Pavilion Design Concept & Materials

At the core of Lanza Studio’s design is a winding, pleated wall, drawing inspiration from British garden traditions and historical construction techniques. The concept references the crankle wall—a one-brick-wide structure stabilized by alternating curves, originally developed to enhance material efficiency and lateral strength. This geometric form also echoes the nearby Serpentine Lake, establishing a conceptual and spatial dialogue with the site.

The pavilion comprises a series of gently curved brick walls that shape movement and rhythm, alternating between revealing and enclosing spaces while framing moments of intimacy, pause, and orientation within the garden setting. Brick was selected as the primary material to maintain continuity with the Serpentine South Gallery’s historic brick facade and strengthen the pavilion’s connection to its surroundings.
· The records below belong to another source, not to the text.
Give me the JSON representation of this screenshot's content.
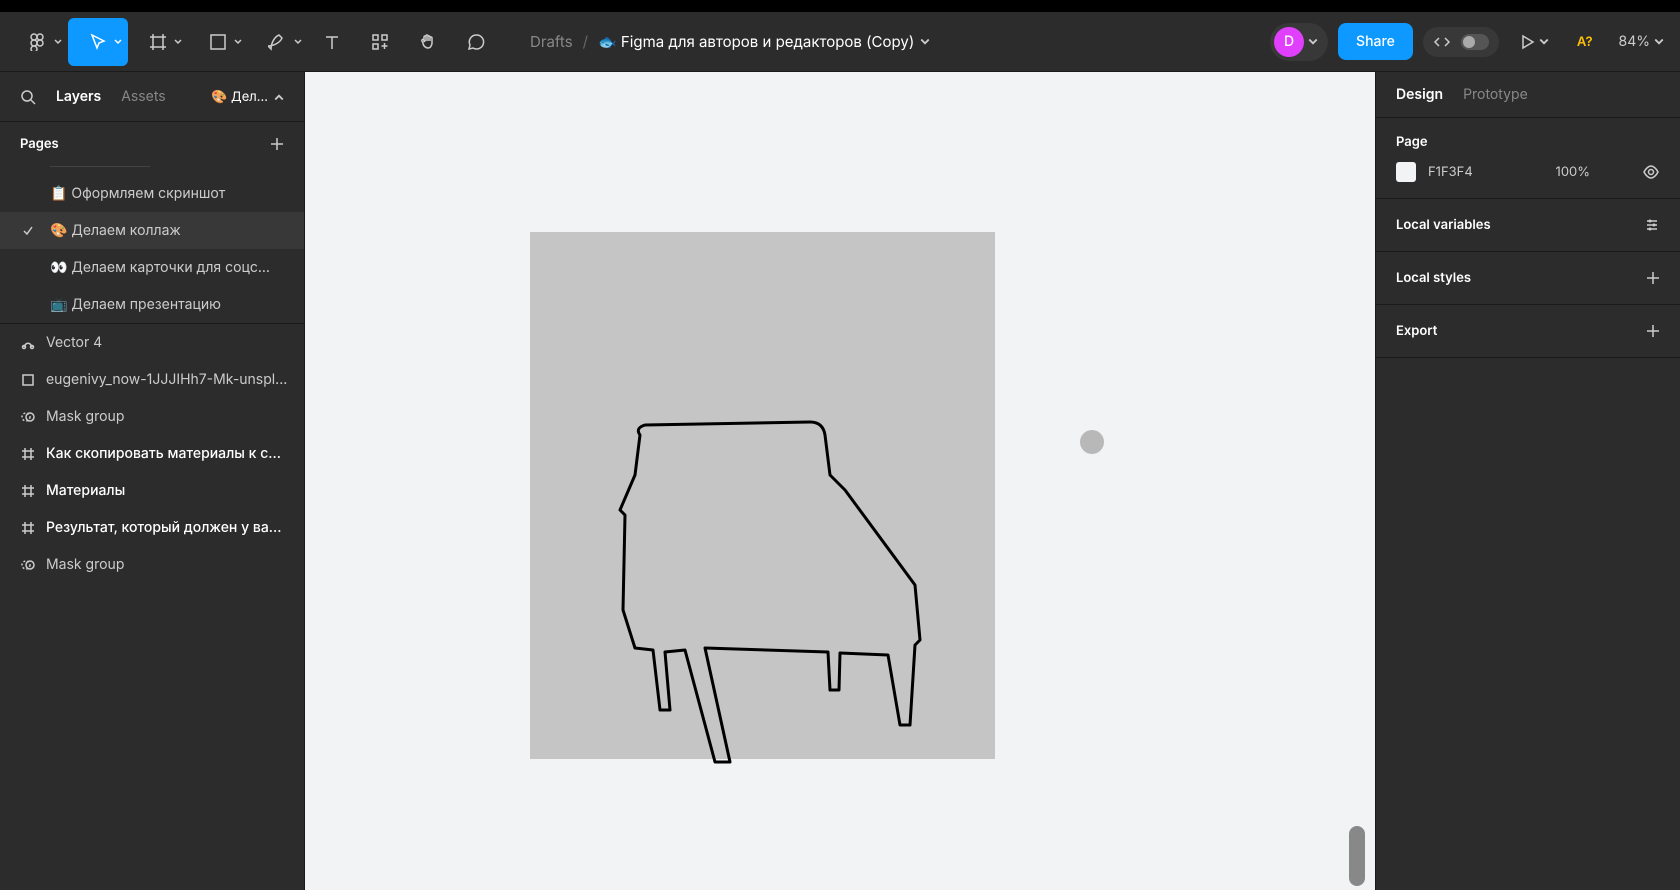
{
  "breadcrumb": {
    "drafts": "Drafts",
    "sep": "/",
    "title": "🐟 Figma для авторов и редакторов (Copy)"
  },
  "avatar": {
    "initial": "D"
  },
  "share": {
    "label": "Share"
  },
  "qa": {
    "label": "A?"
  },
  "zoom": {
    "value": "84%"
  },
  "leftPanel": {
    "tabs": {
      "layers": "Layers",
      "assets": "Assets"
    },
    "pageSelector": "🎨 Дел...",
    "pagesHeader": "Pages",
    "pages": [
      {
        "label": "📋 Оформляем скриншот",
        "selected": false
      },
      {
        "label": "🎨 Делаем коллаж",
        "selected": true
      },
      {
        "label": "👀 Делаем карточки для соцс...",
        "selected": false
      },
      {
        "label": "📺 Делаем презентацию",
        "selected": false
      }
    ],
    "layers": [
      {
        "label": "Vector 4",
        "type": "vector",
        "bold": false
      },
      {
        "label": "eugenivy_now-1JJJIHh7-Mk-unspl...",
        "type": "rect",
        "bold": false
      },
      {
        "label": "Mask group",
        "type": "mask",
        "bold": false
      },
      {
        "label": "Как скопировать материалы к с...",
        "type": "frame",
        "bold": true
      },
      {
        "label": "Материалы",
        "type": "frame",
        "bold": true
      },
      {
        "label": "Результат, который должен у ва...",
        "type": "frame",
        "bold": true
      },
      {
        "label": "Mask group",
        "type": "mask",
        "bold": false
      }
    ]
  },
  "rightPanel": {
    "tabs": {
      "design": "Design",
      "prototype": "Prototype"
    },
    "page": {
      "title": "Page",
      "color": "F1F3F4",
      "opacity": "100%"
    },
    "localVariables": "Local variables",
    "localStyles": "Local styles",
    "export": "Export"
  }
}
The structure features a rhythmic sequence of brick columns transitioning from solid to permeable, allowing light and air to flow through. A translucent roof rests lightly atop these columns, creating a spatial quality reminiscent of a grove of trees. Situated on the northern side of the site, the pavilion responds to the surrounding landscape, interacting with existing tree canopies and softening the boundary between enclosure and openness.

Interior of brick and timber serpentine pavilion with open-air canopy

“Inspired by the serpent—an image of generative and protective power—we draw parallels to England’s winding fruit walls, structures that regulate climate, provide shelter, and foster growth,” Lanza Studio explained. “This gives rise to a pavilion built from simple clay bricks, highlighting local craftsmanship and architecture’s primal ability to bring people together. The 2026 pavilion proposes an open architectural form, shaped and supported by soft geometries, that continuously responds to those who move through it.”

Selection & Commemorative Publications

The pavilion selection was overseen by a committee including Bettina Korek, Hans Ulrich Obrist, Julie Burnell, Chris Bayley, Tamsin Hong, and Liz Stumpf, with Sou Fujimoto serving as a consultant. To accompany the pavilion’s opening, the Serpentine Galleries will publish Lanza Studio’s first monograph, designed by Estudio Herrera. The book will feature new works from the fields of architecture, art, and poetry, a in-depth conversation between the architects and Hans Ulrich Obrist, and an essay by José Esparza Chong Cuy.

As the 25th iteration of the Serpentine Pavilion, the project builds on two and a half decades of architectural innovation, continuing the Galleries’ mission to showcase experimental design that engages with contemporary issues and connects people with art, architecture, and nature.